Esther Tomasi-Fumics: ECTS umfasst mehr als nur die bekannten Kreditpunkte. Soweit Ihre Frage die Kreditpunkte betrifft, die den Arbeitsaufwand der Studierenden darstellen, eignen sie sich im Bereich der Musikausbildung eher dazu, um Studienpläne zu gewichten. Die Kontaktzeit, also die Stundenzahl, die der Studierende an der Universität anwesend sein muss, stellt einen Teil der Gesamtarbeitslast dar.
nmz: Frau Scholl, Sie sind Zentralpräsidentin des Schweizer Musikpädagogischen Verbandes SMPV. In Zukunft werden auch außeruniversitäre Einrichtungen Bachelor-Master-Ausbildungen anbieten. Welche Chancen sehen Sie darin?

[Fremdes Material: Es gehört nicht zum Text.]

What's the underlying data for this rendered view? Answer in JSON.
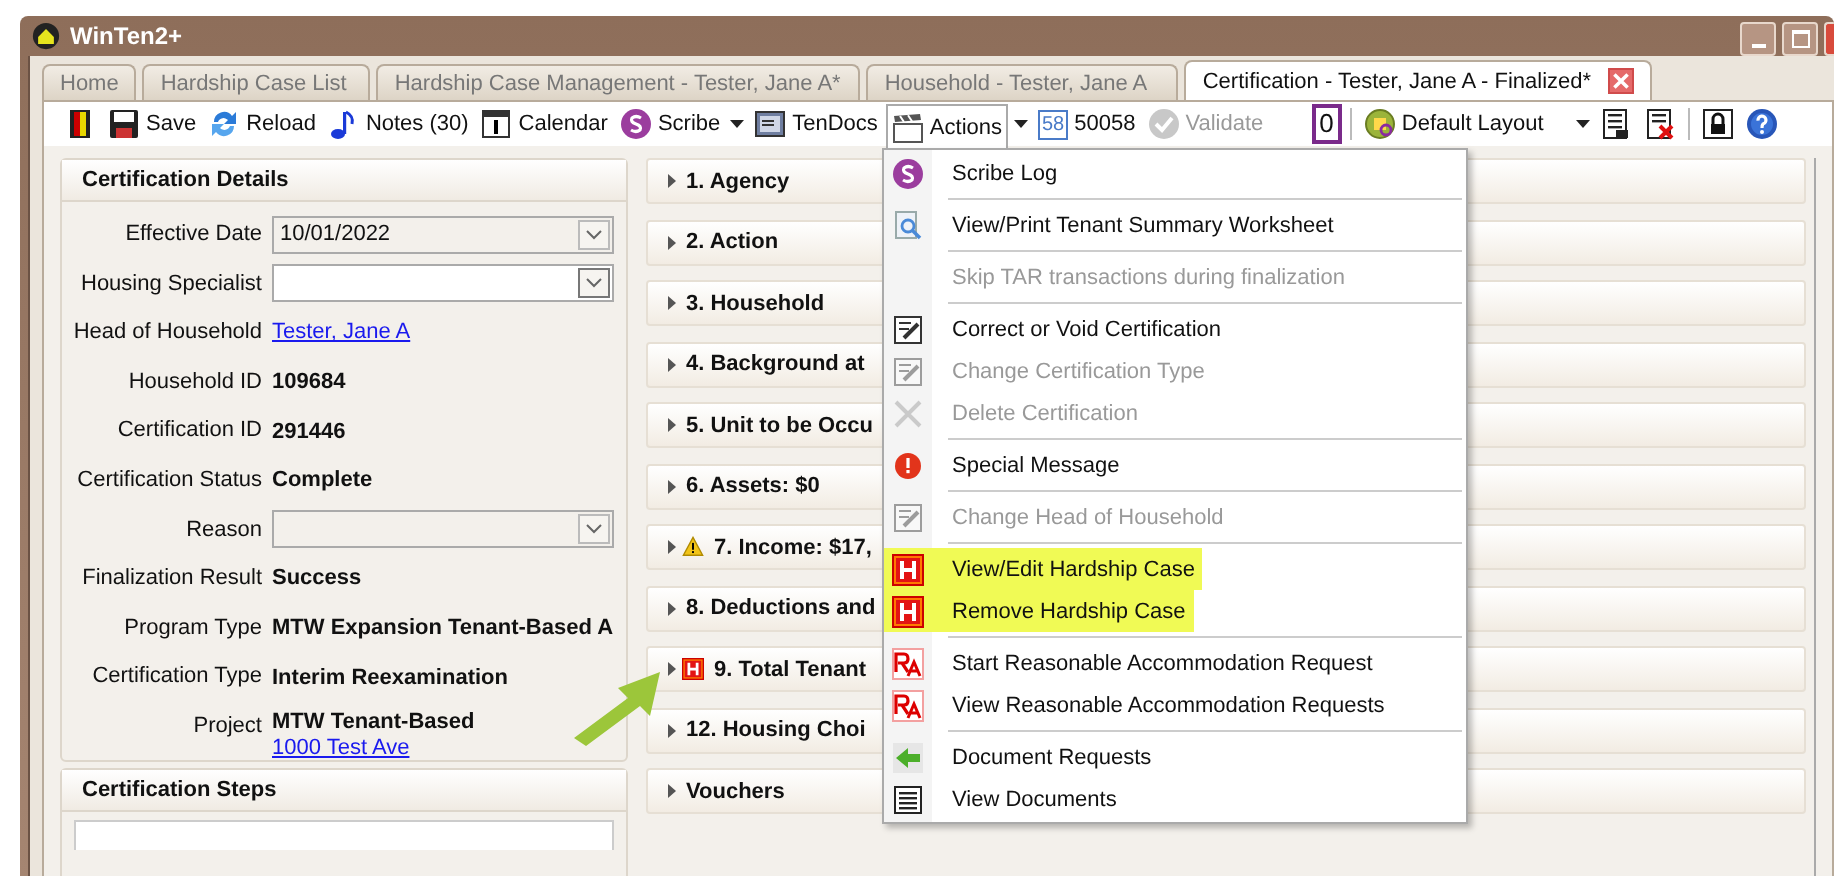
{
  "window": {
    "title": "WinTen2+"
  },
  "tabs": [
    {
      "label": "Home",
      "selected": false,
      "closable": false
    },
    {
      "label": "Hardship Case List",
      "selected": false,
      "closable": false
    },
    {
      "label": "Hardship Case Management - Tester, Jane A*",
      "selected": false,
      "closable": false
    },
    {
      "label": "Household - Tester, Jane A",
      "selected": false,
      "closable": false
    },
    {
      "label": "Certification - Tester, Jane A - Finalized*",
      "selected": true,
      "closable": true
    }
  ],
  "toolbar": [
    {
      "kind": "button"
    },
    {
      "kind": "button",
      "label": "Save"
    },
    {
      "kind": "button",
      "label": "Reload"
    },
    {
      "kind": "button",
      "label": "Notes (30)"
    },
    {
      "kind": "button",
      "label": "Calendar"
    },
    {
      "kind": "button",
      "label": "Scribe"
    },
    {
      "kind": "caret"
    },
    {
      "kind": "button",
      "label": "TenDocs"
    },
    {
      "kind": "button",
      "label": "Actions",
      "open": true
    },
    {
      "kind": "caret"
    },
    {
      "kind": "code",
      "code": "58",
      "label": "50058"
    },
    {
      "kind": "button",
      "label": "Validate",
      "disabled": true
    },
    {
      "kind": "counter",
      "label": "0"
    },
    {
      "kind": "separator"
    },
    {
      "kind": "button",
      "label": "Default Layout"
    },
    {
      "kind": "caret"
    },
    {
      "kind": "button"
    },
    {
      "kind": "button"
    },
    {
      "kind": "separator"
    },
    {
      "kind": "button"
    },
    {
      "kind": "button"
    }
  ],
  "details": {
    "title": "Certification Details",
    "fields": [
      {
        "label": "Effective Date",
        "kind": "combo",
        "value": "10/01/2022",
        "disabled": true
      },
      {
        "label": "Housing Specialist",
        "kind": "combo",
        "disabled": false
      },
      {
        "label": "Head of Household",
        "kind": "link",
        "value": "Tester, Jane A"
      },
      {
        "label": "Household ID",
        "kind": "text",
        "value": "109684"
      },
      {
        "label": "Certification ID",
        "kind": "text",
        "value": "291446"
      },
      {
        "label": "Certification Status",
        "kind": "text",
        "value": "Complete"
      },
      {
        "label": "Reason",
        "kind": "combo",
        "disabled": true
      },
      {
        "label": "Finalization Result",
        "kind": "text",
        "value": "Success"
      },
      {
        "label": "Program Type",
        "kind": "text",
        "value": "MTW Expansion Tenant-Based A"
      },
      {
        "label": "Certification Type",
        "kind": "text",
        "value": "Interim Reexamination"
      },
      {
        "label": "Project",
        "kind": "text",
        "value": "MTW Tenant-Based",
        "link": "1000 Test Ave"
      }
    ]
  },
  "steps": {
    "title": "Certification Steps"
  },
  "sections": [
    {
      "label": "1. Agency",
      "kind": "plain"
    },
    {
      "label": "2. Action",
      "kind": "plain"
    },
    {
      "label": "3. Household",
      "kind": "plain"
    },
    {
      "label": "4. Background at",
      "kind": "plain"
    },
    {
      "label": "5. Unit to be Occu",
      "kind": "plain"
    },
    {
      "label": "6. Assets: $0",
      "kind": "plain"
    },
    {
      "label": "7. Income: $17,",
      "kind": "warning"
    },
    {
      "label": "8. Deductions and",
      "kind": "plain"
    },
    {
      "label": "9. Total Tenant",
      "kind": "hardship"
    },
    {
      "label": "12. Housing Choi",
      "kind": "plain"
    },
    {
      "label": "Vouchers",
      "kind": "plain"
    }
  ],
  "actions_menu": [
    [
      {
        "label": "Scribe Log",
        "disabled": false,
        "highlighted": false
      }
    ],
    [
      {
        "label": "View/Print Tenant Summary Worksheet",
        "disabled": false,
        "highlighted": false
      }
    ],
    [
      {
        "label": "Skip TAR transactions during finalization",
        "disabled": true,
        "highlighted": false
      }
    ],
    [
      {
        "label": "Correct or Void Certification",
        "disabled": false,
        "highlighted": false
      },
      {
        "label": "Change Certification Type",
        "disabled": true,
        "highlighted": false
      },
      {
        "label": "Delete Certification",
        "disabled": true,
        "highlighted": false
      }
    ],
    [
      {
        "label": "Special Message",
        "disabled": false,
        "highlighted": false
      }
    ],
    [
      {
        "label": "Change Head of Household",
        "disabled": true,
        "highlighted": false
      }
    ],
    [
      {
        "label": "View/Edit Hardship Case",
        "disabled": false,
        "highlighted": true
      },
      {
        "label": "Remove Hardship Case",
        "disabled": false,
        "highlighted": true
      }
    ],
    [
      {
        "label": "Start Reasonable Accommodation Request",
        "disabled": false,
        "highlighted": false
      },
      {
        "label": "View Reasonable Accommodation Requests",
        "disabled": false,
        "highlighted": false
      }
    ],
    [
      {
        "label": "Document Requests",
        "disabled": false,
        "highlighted": false
      },
      {
        "label": "View Documents",
        "disabled": false,
        "highlighted": false
      }
    ]
  ]
}
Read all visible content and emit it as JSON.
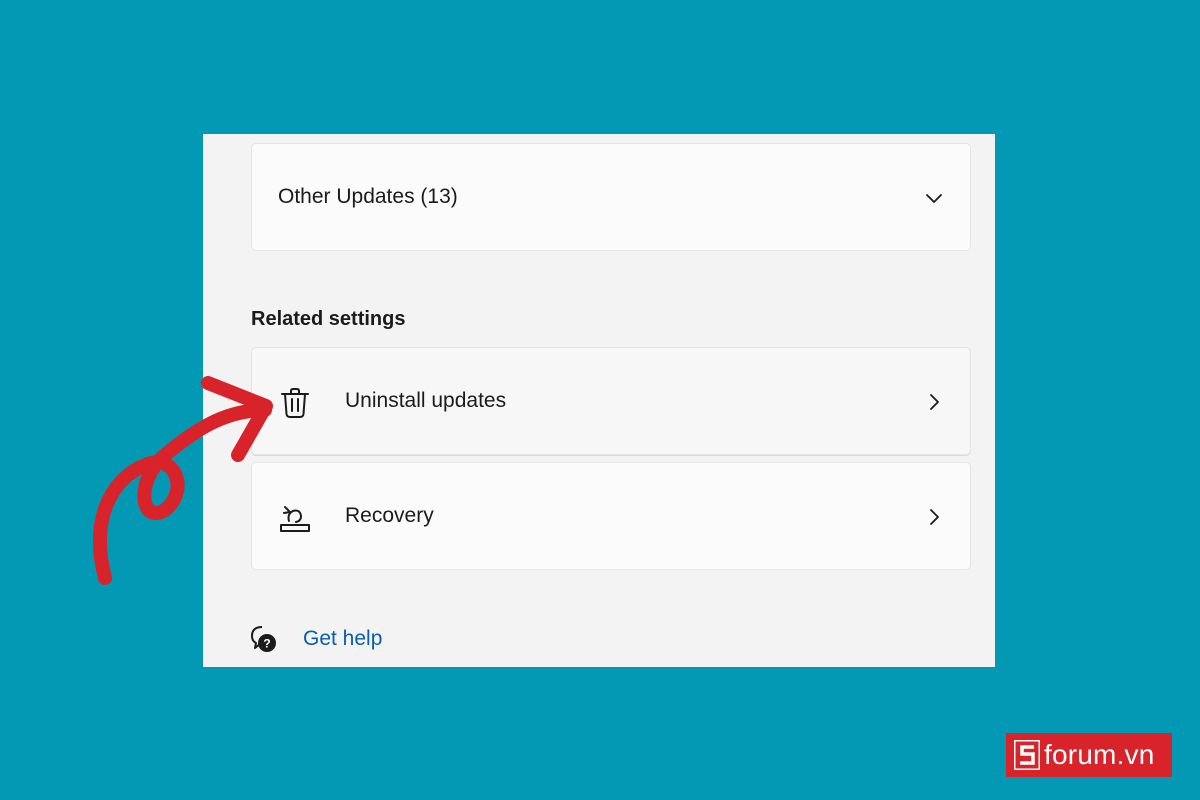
{
  "other_updates": {
    "label": "Other Updates (13)",
    "icon": "chevron-down-icon"
  },
  "related_settings": {
    "heading": "Related settings",
    "items": [
      {
        "label": "Uninstall updates",
        "icon": "trash-icon"
      },
      {
        "label": "Recovery",
        "icon": "recovery-icon"
      }
    ]
  },
  "help": {
    "label": "Get help",
    "icon": "help-chat-icon"
  },
  "watermark": {
    "text": "forum.vn",
    "accent": "#d8232a"
  },
  "colors": {
    "background": "#0399b4",
    "annotation_arrow": "#d8232a",
    "link": "#0a5eab"
  }
}
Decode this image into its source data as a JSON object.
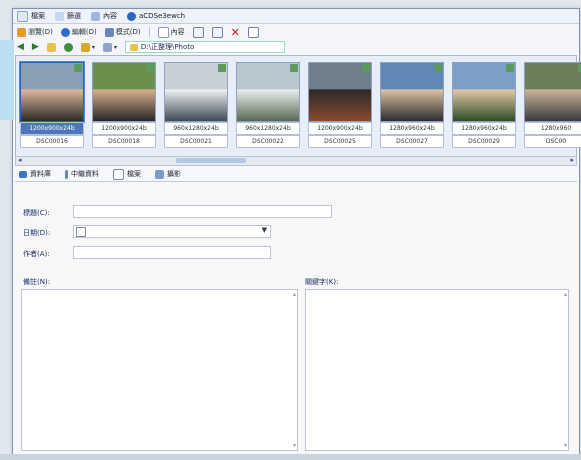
{
  "menu": {
    "items": [
      {
        "icon": "file-icon",
        "label": "檔案"
      },
      {
        "icon": "filter-icon",
        "label": "篩選"
      },
      {
        "icon": "view-icon",
        "label": "內容"
      },
      {
        "icon": "acdsee-icon",
        "label": "aCDSe3ewch"
      }
    ]
  },
  "toolbar": {
    "row1": [
      {
        "icon": "browse-icon",
        "label": "瀏覽(D)"
      },
      {
        "icon": "edit-icon",
        "label": "編輯(D)"
      },
      {
        "icon": "view-mode-icon",
        "label": "模式(D)"
      },
      {
        "icon": "info-icon",
        "label": "內容"
      },
      {
        "icon": "copy-icon",
        "label": ""
      },
      {
        "icon": "paste-icon",
        "label": ""
      },
      {
        "icon": "delete-icon",
        "label": ""
      },
      {
        "icon": "properties-icon",
        "label": ""
      }
    ],
    "path": "D:\\正整理\\Photo"
  },
  "thumbnails": [
    {
      "dims": "1200x900x24b",
      "name": "DSC00016",
      "selected": true
    },
    {
      "dims": "1200x900x24b",
      "name": "DSC00018",
      "selected": false
    },
    {
      "dims": "960x1280x24b",
      "name": "DSC00021",
      "selected": false
    },
    {
      "dims": "960x1280x24b",
      "name": "DSC00022",
      "selected": false
    },
    {
      "dims": "1200x900x24b",
      "name": "DSC00025",
      "selected": false
    },
    {
      "dims": "1280x960x24b",
      "name": "DSC00027",
      "selected": false
    },
    {
      "dims": "1280x960x24b",
      "name": "DSC00029",
      "selected": false
    },
    {
      "dims": "1280x960",
      "name": "DSC00",
      "selected": false
    }
  ],
  "tabs": [
    {
      "icon": "database-icon",
      "label": "資料庫"
    },
    {
      "icon": "metadata-icon",
      "label": "中繼資料"
    },
    {
      "icon": "file-tab-icon",
      "label": "檔案"
    },
    {
      "icon": "photo-icon",
      "label": "攝影"
    }
  ],
  "form": {
    "title_label": "標題(C):",
    "date_label": "日期(D):",
    "author_label": "作者(A):",
    "notes_label": "備註(N):",
    "keywords_label": "關鍵字(K):",
    "title_value": "",
    "date_value": "",
    "author_value": ""
  },
  "colors": {
    "selection": "#4d77bd",
    "accent": "#2c61b8"
  }
}
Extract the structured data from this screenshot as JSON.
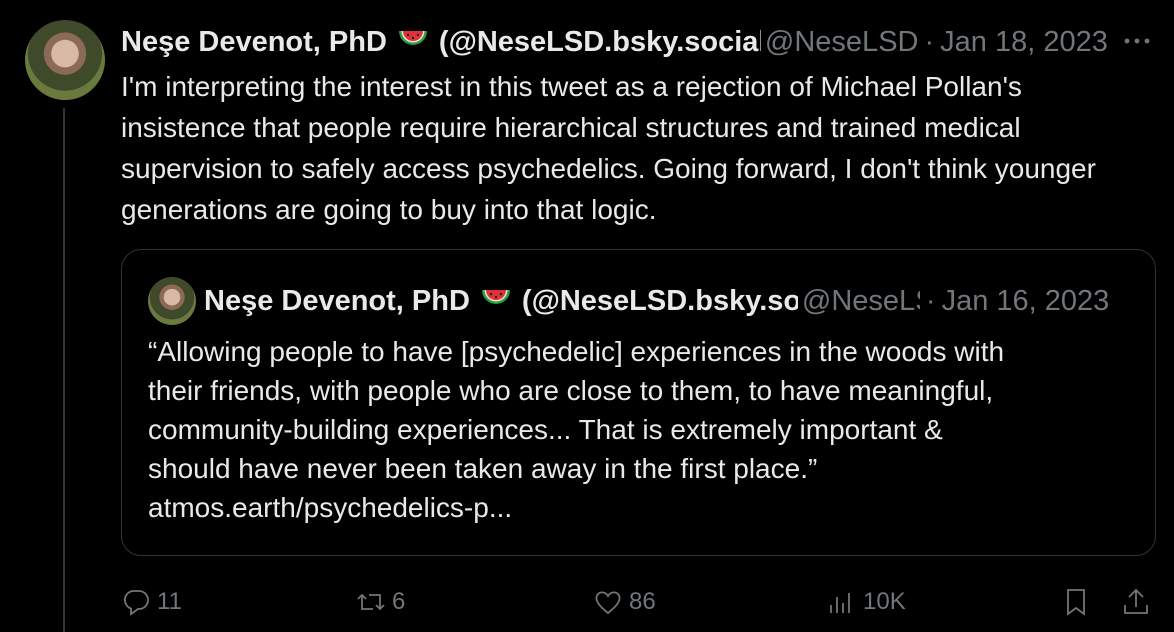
{
  "tweet": {
    "author_name": "Neşe Devenot, PhD",
    "emoji": "watermelon-icon",
    "author_display_handle": "(@NeseLSD.bsky.social)",
    "author_handle": "@NeseLSD",
    "date": "Jan 18, 2023",
    "text": "I'm interpreting the interest in this tweet as a rejection of Michael Pollan's insistence that people require hierarchical structures and trained medical supervision to safely access psychedelics. Going forward, I don't think younger generations are going to buy into that logic."
  },
  "quote": {
    "author_name": "Neşe Devenot, PhD",
    "author_display_handle": "(@NeseLSD.bsky.social)",
    "author_handle": "@NeseLSD",
    "date": "Jan 16, 2023",
    "lines": [
      "“Allowing people to have [psychedelic] experiences in the woods with",
      "their friends, with people who are close to them, to have meaningful,",
      "community-building experiences... That is extremely important &",
      "should have never been taken away in the first place.”",
      "atmos.earth/psychedelics-p..."
    ]
  },
  "actions": {
    "replies": "11",
    "reposts": "6",
    "likes": "86",
    "views": "10K"
  },
  "colors": {
    "background": "#000000",
    "text": "#e7e9ea",
    "muted": "#71767b",
    "border": "#2f3336"
  }
}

Brigitte Scholl: Auf der einen Seite stehen die Befürchtungen, dass alles auf eine Quantifizierung hinausläuft. Auf der anderen Seite eröffnen sich uns auch Vertiefungsmöglichkeiten, die es in einem Ausbildungssystem, das noch in der Logik des 19. Jahrhunderts verhaftet war und bei dem viele arbeitslose Musiker produziert wurden, einfach nicht gab.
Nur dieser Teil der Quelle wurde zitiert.